According to the Missing Minors and Dependent Adult Act, which is sponsored by Sen. Diane Capehart, the V.I. Police Department policy requires that when a person is reported missing, 24 hours must elapse before the department is required to launch an investigation. But current belief is the first few hours after a person is reported missing are critical in finding the person unharmed.

The bill would cancel that previous policy.

Human Services Commissioner Christopher Finch and Assistant Police Commissioner Thomas Hannah, who both testified in favor of the bill, said the department does not now wait to launch an investigation, but agreed that the outdated policy should go.

The bill would apply to minors and to dependent adults, which means any person 18 years of age or over with a disability, including but not limited to autism, dementia and or Alzheimer’s and whether caused by illness, brain injury or age. Upon learning of a disappearance, police will immediately launch an investigation.

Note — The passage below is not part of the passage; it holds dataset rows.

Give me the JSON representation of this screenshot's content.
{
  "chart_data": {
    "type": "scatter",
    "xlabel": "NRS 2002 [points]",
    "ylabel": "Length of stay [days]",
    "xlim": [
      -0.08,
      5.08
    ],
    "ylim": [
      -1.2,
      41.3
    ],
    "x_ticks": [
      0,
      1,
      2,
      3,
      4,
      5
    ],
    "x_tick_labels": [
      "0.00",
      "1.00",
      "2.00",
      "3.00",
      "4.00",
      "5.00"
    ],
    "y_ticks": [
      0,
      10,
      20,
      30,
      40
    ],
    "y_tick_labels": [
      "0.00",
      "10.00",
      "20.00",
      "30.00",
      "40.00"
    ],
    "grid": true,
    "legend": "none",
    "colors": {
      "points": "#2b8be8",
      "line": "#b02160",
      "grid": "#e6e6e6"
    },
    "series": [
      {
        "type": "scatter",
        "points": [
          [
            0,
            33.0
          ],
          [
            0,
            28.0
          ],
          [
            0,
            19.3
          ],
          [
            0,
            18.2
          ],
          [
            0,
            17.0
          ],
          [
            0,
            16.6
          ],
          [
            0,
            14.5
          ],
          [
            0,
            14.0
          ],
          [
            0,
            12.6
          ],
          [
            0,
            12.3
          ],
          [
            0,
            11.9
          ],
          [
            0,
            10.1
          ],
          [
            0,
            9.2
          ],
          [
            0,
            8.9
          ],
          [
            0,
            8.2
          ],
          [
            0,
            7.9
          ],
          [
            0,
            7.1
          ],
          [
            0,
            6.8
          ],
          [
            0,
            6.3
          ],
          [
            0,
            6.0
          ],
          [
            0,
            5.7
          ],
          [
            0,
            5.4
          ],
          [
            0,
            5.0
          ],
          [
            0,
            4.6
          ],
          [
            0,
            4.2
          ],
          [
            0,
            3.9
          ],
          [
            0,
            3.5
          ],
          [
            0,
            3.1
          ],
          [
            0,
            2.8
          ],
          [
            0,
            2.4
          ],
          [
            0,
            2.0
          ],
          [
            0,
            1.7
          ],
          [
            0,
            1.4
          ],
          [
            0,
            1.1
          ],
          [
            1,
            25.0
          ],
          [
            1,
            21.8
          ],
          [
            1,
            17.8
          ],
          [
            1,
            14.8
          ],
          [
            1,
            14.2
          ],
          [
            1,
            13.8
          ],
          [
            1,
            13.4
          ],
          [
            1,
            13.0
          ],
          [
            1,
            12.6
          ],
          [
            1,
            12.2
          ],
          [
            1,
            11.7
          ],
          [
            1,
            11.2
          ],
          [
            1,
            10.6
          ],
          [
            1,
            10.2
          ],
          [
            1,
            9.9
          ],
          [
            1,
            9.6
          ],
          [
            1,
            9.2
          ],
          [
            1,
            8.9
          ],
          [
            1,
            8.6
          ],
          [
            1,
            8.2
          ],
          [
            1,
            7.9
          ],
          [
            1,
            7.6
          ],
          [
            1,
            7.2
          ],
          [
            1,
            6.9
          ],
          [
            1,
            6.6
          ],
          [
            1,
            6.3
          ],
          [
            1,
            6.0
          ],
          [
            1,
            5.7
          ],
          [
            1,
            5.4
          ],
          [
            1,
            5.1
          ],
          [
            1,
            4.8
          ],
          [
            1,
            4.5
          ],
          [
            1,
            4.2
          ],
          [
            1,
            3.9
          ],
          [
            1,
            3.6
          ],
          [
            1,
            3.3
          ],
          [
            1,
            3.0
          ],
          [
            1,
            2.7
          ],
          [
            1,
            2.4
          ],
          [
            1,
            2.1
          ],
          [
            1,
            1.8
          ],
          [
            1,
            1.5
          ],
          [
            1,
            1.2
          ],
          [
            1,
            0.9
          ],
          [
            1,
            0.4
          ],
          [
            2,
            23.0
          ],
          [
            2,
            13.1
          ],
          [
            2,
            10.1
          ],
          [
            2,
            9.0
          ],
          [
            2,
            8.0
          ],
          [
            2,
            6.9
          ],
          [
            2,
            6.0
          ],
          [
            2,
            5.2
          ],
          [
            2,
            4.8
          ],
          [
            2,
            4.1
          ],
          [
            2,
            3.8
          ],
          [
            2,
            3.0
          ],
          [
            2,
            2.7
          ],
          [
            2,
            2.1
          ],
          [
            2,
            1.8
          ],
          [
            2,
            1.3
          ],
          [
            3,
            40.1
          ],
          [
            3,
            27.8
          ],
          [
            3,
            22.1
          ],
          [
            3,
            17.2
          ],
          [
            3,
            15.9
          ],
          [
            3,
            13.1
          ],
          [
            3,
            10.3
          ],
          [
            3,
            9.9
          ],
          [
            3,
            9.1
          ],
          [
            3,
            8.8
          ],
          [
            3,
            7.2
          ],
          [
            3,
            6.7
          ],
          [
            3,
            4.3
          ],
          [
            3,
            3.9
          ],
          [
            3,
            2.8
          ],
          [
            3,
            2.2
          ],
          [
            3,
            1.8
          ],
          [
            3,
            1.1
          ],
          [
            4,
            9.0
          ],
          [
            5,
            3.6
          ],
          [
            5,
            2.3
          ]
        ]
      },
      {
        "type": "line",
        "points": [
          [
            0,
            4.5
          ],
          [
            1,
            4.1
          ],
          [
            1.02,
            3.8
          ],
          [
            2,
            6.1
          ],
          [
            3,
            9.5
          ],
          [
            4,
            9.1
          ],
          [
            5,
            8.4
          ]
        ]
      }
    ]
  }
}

The bill also notes that statistics demonstrate that kidnapping usually receives the most attention and generates the most fear but that actually kidnapping represented a small fraction of the missing minors and dependent adults in the United States. Among minors, runaways account for the largest percentage of those reported missing.

Hannah said public education is needed along with the new policy to help make the police search more successful. Too often, he said, when people call police to report a missing child or dependent adult, they cannot tell police what the missing person was wearing, who they were last seen with, or who their friends are. Often when officers ask for a recent picture, the person reporting can’t provide one.

Finch suggested working changes to the sections of the bill detailing what police are to do once they have found the missing person, to make sure if the person legally responsible for the missing person can’t be found, the proper steps are taken. Those changes will be implemented in the bill when it reaches the Rules Committee, according to Sen. Kenneth Gittens, chairman of the committee.

The Homeland Security, Justice and Public Safety Committee passed on the bill to Rules on a vote of 4-0 with three absences. Voting yes were Gittens, Sens. Clarence Payne III, Tregenza Roach and Sammuel Sanes. Sens. Craig Barshinger, Judi Buckley and Alicia “Chucky” Hansen were absent.

The identification bill, sponsored by Sen. Sammuel Sanes, will make it a misdemeanor to manufacture or use a false drivers license or identification, including an otherwise legitimate ID that has been altered to change the name, age or other information. The offense would be punishable by a fine of as much as $500 and not more than six months imprisonment.

The bill passed by a vote of 3-1, with Payne, Sanes and Gittens voting yes, Roach voting no, and Barshinger, Buckley and Hansen absent.

Gittens sponsored the measure to make one block of Frederiksted’s Strand Street – between Hill and Market streets – a one-way street with traffic flowing north and parking allowed on the left side.

According to Gittens, the street is too narrow to allow two-way traffic with parking, and customers of businesses on that street, particularly the FirstBank branch office – find it difficult to walk and park in the area.

Gittens added that short-term parking would be available during business hours Monday through Friday to prevent nearby employees to occupy all the spaces. If the full Senate OKs the measure, it will go into effect 90 days after approval.